A bow of many colours
Continuing the series on accompanying artistes, meet Gullu Ahmad, sarangi exponent.
Photo: Avinash Pasricha.
Here with blessings: Gullu Ahmad revels in the sarangi's moods .
When dancers refer to him as `Gullu ji who plays the sarangi for Pandit Birju Maharaj' you might expect Gullu Ahmad to be a greying, wizened musician of many decades' experience. Yet Gullu, for all his hoary ancestry - he is the seventh generation of a musical family - turns out to be your average Delhi 26-year-old in T-shirt and jeans. Like many of his contemporary classical musicians, he is able to bridge the divide between his classical training and modern times, between commuting on DTC buses and reigning on stage.
"The sarangi is disappearing as an instrument. I feel it is very important to popularise it through concerts. It has almost been relegated to dance accompaniment alone," says Gullu, of the instrument that derives its name from sau rang or 100 colours, referring to its multifarious uses. A disciple of his father Ustad Ghulam Ahmed Qadri and uncle Ustad Sabri Khan, Gullu has been working for the past six years under the guidance of Pandit Birju Maharaj as a staff member of the Kathak maestro's institute Kalashram.

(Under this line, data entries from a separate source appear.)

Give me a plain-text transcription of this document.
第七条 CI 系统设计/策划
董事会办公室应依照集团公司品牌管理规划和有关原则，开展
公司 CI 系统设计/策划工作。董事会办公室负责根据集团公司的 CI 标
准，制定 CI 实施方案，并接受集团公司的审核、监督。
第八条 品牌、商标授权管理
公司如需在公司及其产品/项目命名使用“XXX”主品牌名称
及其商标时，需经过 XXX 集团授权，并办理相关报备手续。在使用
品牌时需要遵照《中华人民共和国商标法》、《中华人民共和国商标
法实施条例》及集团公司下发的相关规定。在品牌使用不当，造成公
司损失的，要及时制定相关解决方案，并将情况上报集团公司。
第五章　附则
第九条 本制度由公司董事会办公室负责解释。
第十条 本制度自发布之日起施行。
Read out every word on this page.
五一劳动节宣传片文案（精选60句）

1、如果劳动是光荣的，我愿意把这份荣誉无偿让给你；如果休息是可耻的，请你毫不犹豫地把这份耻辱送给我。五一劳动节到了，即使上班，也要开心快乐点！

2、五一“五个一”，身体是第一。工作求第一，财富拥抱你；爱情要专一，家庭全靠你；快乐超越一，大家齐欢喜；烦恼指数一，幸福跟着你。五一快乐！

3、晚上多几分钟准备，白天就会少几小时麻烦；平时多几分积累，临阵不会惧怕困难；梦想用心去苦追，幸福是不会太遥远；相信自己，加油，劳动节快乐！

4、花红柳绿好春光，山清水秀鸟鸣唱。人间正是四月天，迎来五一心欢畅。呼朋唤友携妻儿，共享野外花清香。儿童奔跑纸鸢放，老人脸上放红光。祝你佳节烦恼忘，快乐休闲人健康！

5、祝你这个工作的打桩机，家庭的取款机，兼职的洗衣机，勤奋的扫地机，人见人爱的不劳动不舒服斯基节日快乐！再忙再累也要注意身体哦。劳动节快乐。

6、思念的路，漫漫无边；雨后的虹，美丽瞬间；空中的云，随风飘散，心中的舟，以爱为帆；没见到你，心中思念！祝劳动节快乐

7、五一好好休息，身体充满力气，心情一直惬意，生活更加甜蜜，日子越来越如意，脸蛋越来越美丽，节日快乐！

Though he prefers playing solo concerts, Gullu - just back from a concert in Guwahati - enjoys accompaniment too. His aim is to be able to exactly reproduce the intonations of the singer. Playing for dance might have its limitations, as when the instrumentalist has to stick to the lehra and not deviate, but there is a chance for ornamentation when it comes to the songs, says Gullu, who has also accompanied other eminent Kathak dancers like Ram Mohan Maharaj, Aditi Mangaldas and Rajendra Gangani.

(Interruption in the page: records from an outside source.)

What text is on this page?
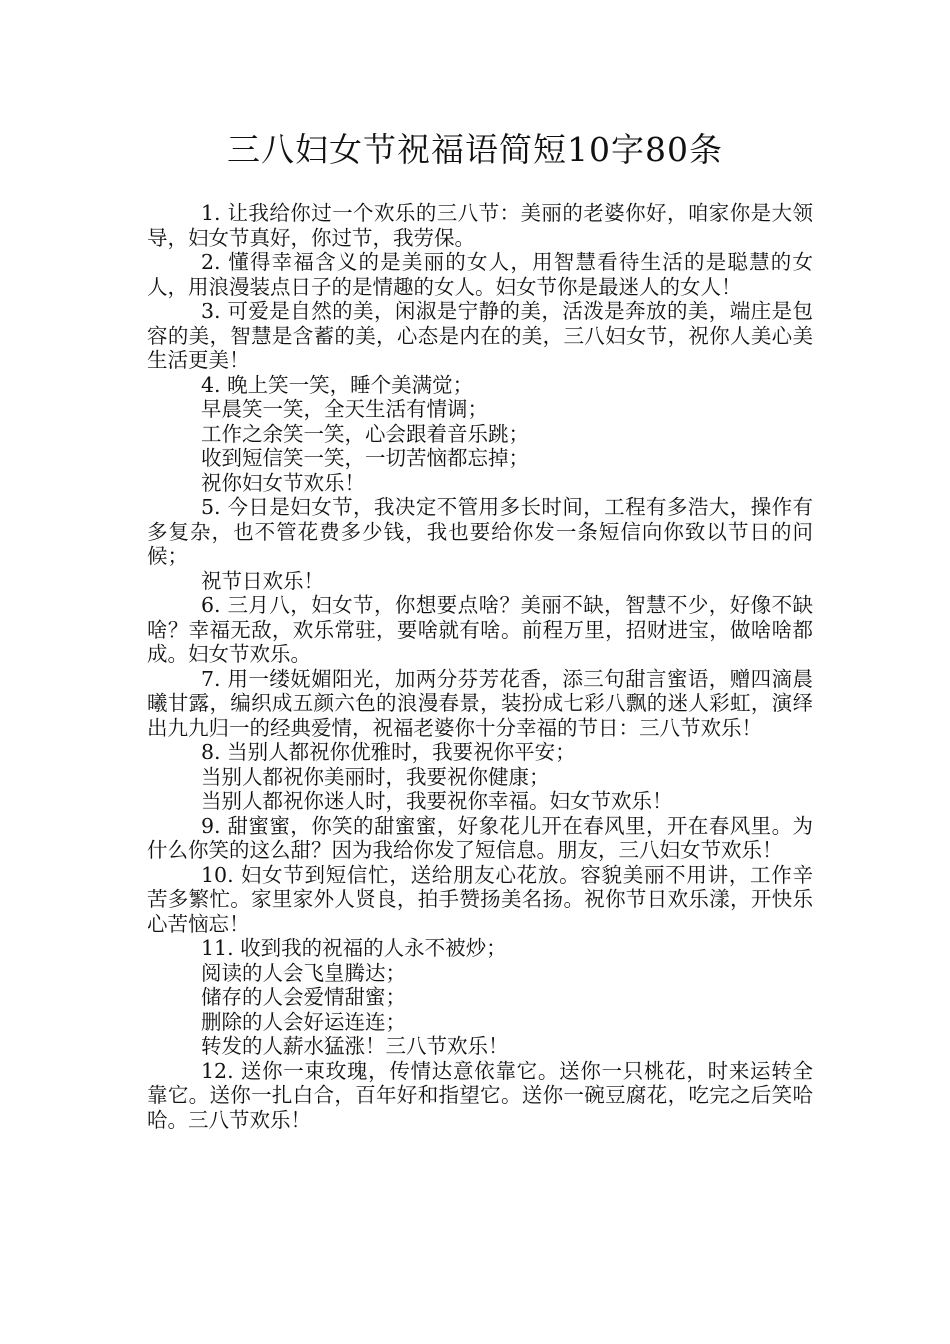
三八妇女节祝福语简短10字80条

1. 让我给你过一个欢乐的三八节：美丽的老婆你好，咱家你是大领导，妇女节真好，你过节，我劳保。

2. 懂得幸福含义的是美丽的女人，用智慧看待生活的是聪慧的女人，用浪漫装点日子的是情趣的女人。妇女节你是最迷人的女人！

3. 可爱是自然的美，闲淑是宁静的美，活泼是奔放的美，端庄是包容的美，智慧是含蓄的美，心态是内在的美，三八妇女节，祝你人美心美生活更美！

4. 晚上笑一笑，睡个美满觉；

早晨笑一笑，全天生活有情调；

工作之余笑一笑，心会跟着音乐跳；

收到短信笑一笑，一切苦恼都忘掉；

祝你妇女节欢乐！

5. 今日是妇女节，我决定不管用多长时间，工程有多浩大，操作有多复杂，也不管花费多少钱，我也要给你发一条短信向你致以节日的问候；

祝节日欢乐！

6. 三月八，妇女节，你想要点啥？美丽不缺，智慧不少，好像不缺啥？幸福无敌，欢乐常驻，要啥就有啥。前程万里，招财进宝，做啥啥都成。妇女节欢乐。

7. 用一缕妩媚阳光，加两分芬芳花香，添三句甜言蜜语，赠四滴晨曦甘露，编织成五颜六色的浪漫春景，装扮成七彩八飘的迷人彩虹，演绎出九九归一的经典爱情，祝福老婆你十分幸福的节日：三八节欢乐！

8. 当别人都祝你优雅时，我要祝你平安；

当别人都祝你美丽时，我要祝你健康；

当别人都祝你迷人时，我要祝你幸福。妇女节欢乐！

9. 甜蜜蜜，你笑的甜蜜蜜，好象花儿开在春风里，开在春风里。为什么你笑的这么甜？因为我给你发了短信息。朋友，三八妇女节欢乐！

10. 妇女节到短信忙，送给朋友心花放。容貌美丽不用讲，工作辛苦多繁忙。家里家外人贤良，拍手赞扬美名扬。祝你节日欢乐漾，开快乐心苦恼忘！

11. 收到我的祝福的人永不被炒；

阅读的人会飞皇腾达；

储存的人会爱情甜蜜；

删除的人会好运连连；

转发的人薪水猛涨！三八节欢乐！

12. 送你一束玫瑰，传情达意依靠它。送你一只桃花，时来运转全靠它。送你一扎白合，百年好和指望它。送你一碗豆腐花，吃完之后笑哈哈。三八节欢乐！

"Birju Maharaj ji is a fund of knowledge. I learn so much from him. The thumris, dadras, taranas I have learnt from him were not in my original repertoire. I also learn the technique of ragadari from him. As for tours, I have been to Holland and South Korea with him, and in India, more places than I can recount."
Gullu is a man of many parts. Besides the sarangi, he learnt the sitar from his father. He counts vocalist Rubina Ahmed among his gurus and has accompanied her on the sarangi. Besides, he has accompanied Hariharan in shows of the Colonial Cousins. A singer too, Gullu says, "I've picked up a lot of things by watching. Sometimes I sing for Birju Maharaj. I can do a creditable tatkar (Kathak footwork), and I have done a few roles in Maharaj ji's compositions like `Romeo and Juliet', `Loha' and `Hori'. I picked up the tabla too. I also teach, both sarangi and vocal music. In my teaching as in my performances, I am game to try out different aspects of music. But really, it is all due to the blessings of Maharaj ji and my father that I am here at all."